Restaurant information
- Head chef: Rutger van der Weel
- Food type: French, Mediterranean, regional
- Rating: Michelin Guide
- Location: Katseveerweg 2, Wilhelminadorp, 4475 PB, Netherlands
- Seating capacity: 40
- Website: Official website

= Katseveer =

Katseveer is a restaurant in Wilhelminadorp, Netherlands. It is a fine dining restaurant that was awarded one Michelin star from 2006 to 2023, when it was revoked due to an ownership change.

GaultMillau awarded the restaurant 16 out of 20 points.

Head chef of Katseveer is Rutger van der Weel.

Restaurant Katseveer is a member of the Alliance Gastronomique Néerlandaise since December 2011.

In 2011, the historic ferry house got a complete overhaul. Part of the overhaul was the extension of the number of seats from 28 to 42, turning the dining room to face the Oosterschelde and modernisation of the kitchen. During the overhaul the restaurant was moved to the former location of 't Veerhuis in Wolphaartsdijk. Because the restaurant is part of the primary sea defences, the overhaul had to be discussed with the local water board.

==History==
The building is the ferry house from several former ferry lines, including lines to Kortgene and Zierikzee. In that period the building was a tavern. With the realisation of the Delta Works, the ferry lines started to decline. After losing the connection to Kortgene in 1960 due to the inauguration of the Zandkreekdam between Noord-Beveland and Zuid-Beveland, the end of the ferry came in 1965 with the opening of the Zeeland Bridge. That bridge provided a direct car connection between Middelburg, Zuid-Beveland and Zierikzee, Schouwen-Duiveland.

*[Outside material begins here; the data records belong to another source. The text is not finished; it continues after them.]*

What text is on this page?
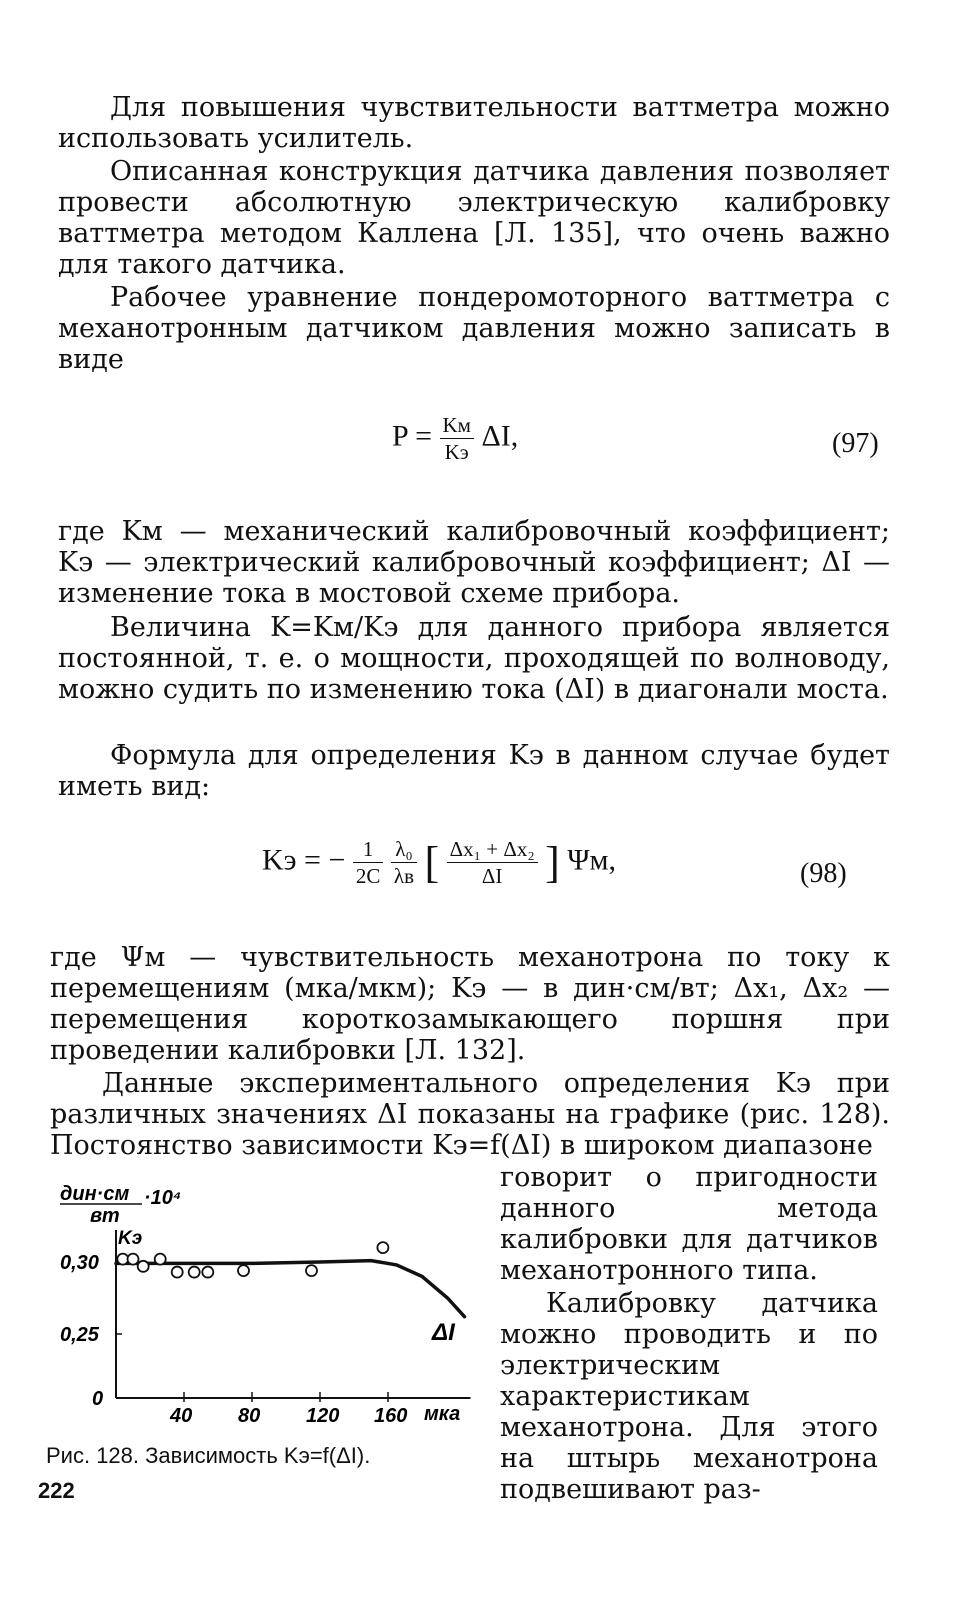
Для повышения чувствительности ваттметра можно использовать усилитель.

Описанная конструкция датчика давления позволяет провести абсолютную электрическую калибровку ваттметра методом Каллена [Л. 135], что очень важно для такого датчика.

Рабочее уравнение пондеромоторного ваттметра с механотронным датчиком давления можно записать в виде

$P = \frac{Kм}{Kэ} \Delta I$,	(97)

где Kм — механический калибровочный коэффициент; Kэ — электрический калибровочный коэффициент; ΔI — изменение тока в мостовой схеме прибора.

Величина K=Kм/Kэ для данного прибора является постоянной, т. е. о мощности, проходящей по волноводу, можно судить по изменению тока (ΔI) в диагонали моста.

Формула для определения Kэ в данном случае будет иметь вид:

Kэ = − $\frac{1}{2C}$
$\frac{\text{λ₀}}{\lambda в}$ [ $\frac{\text{Δx₁ + Δx₂}}{\Delta I}$ ] Ψм,	(98)

где Ψм — чувствительность механотрона по току к перемещениям (мка/мкм); Kэ — в дин·см/вт; Δx₁, Δx₂ — перемещения короткозамыкающего поршня при проведении калибровки [Л. 132].

Данные экспериментального определения Kэ при различных значениях ΔI показаны на графике (рис. 128). Постоянство зависимости Kэ=f(ΔI) в широком диапазоне

говорит о пригодности данного метода калибровки для датчиков механотронного типа.

Калибровку датчика можно проводить и по электрическим характеристикам механотрона. Для этого на штырь механотрона подвешивают раз-

дин·см
вт
·10⁴
Kэ
ΔI
мка
40 80 120 160
0
0,25
0,30
Рис. 128. Зависимость Kэ=f(ΔI).
222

After losing its function as ferry house the building was slowly transformed from tavern to restaurant. In 1969, owner Nico Van der Wolff turned it into a bistro. After 1996, the new owner Erik van Dalen turned it into a fine dining restaurant. In 2003, he sold the restaurant to Rutger en Jessica van der Weel. They became owners of the building in 2008.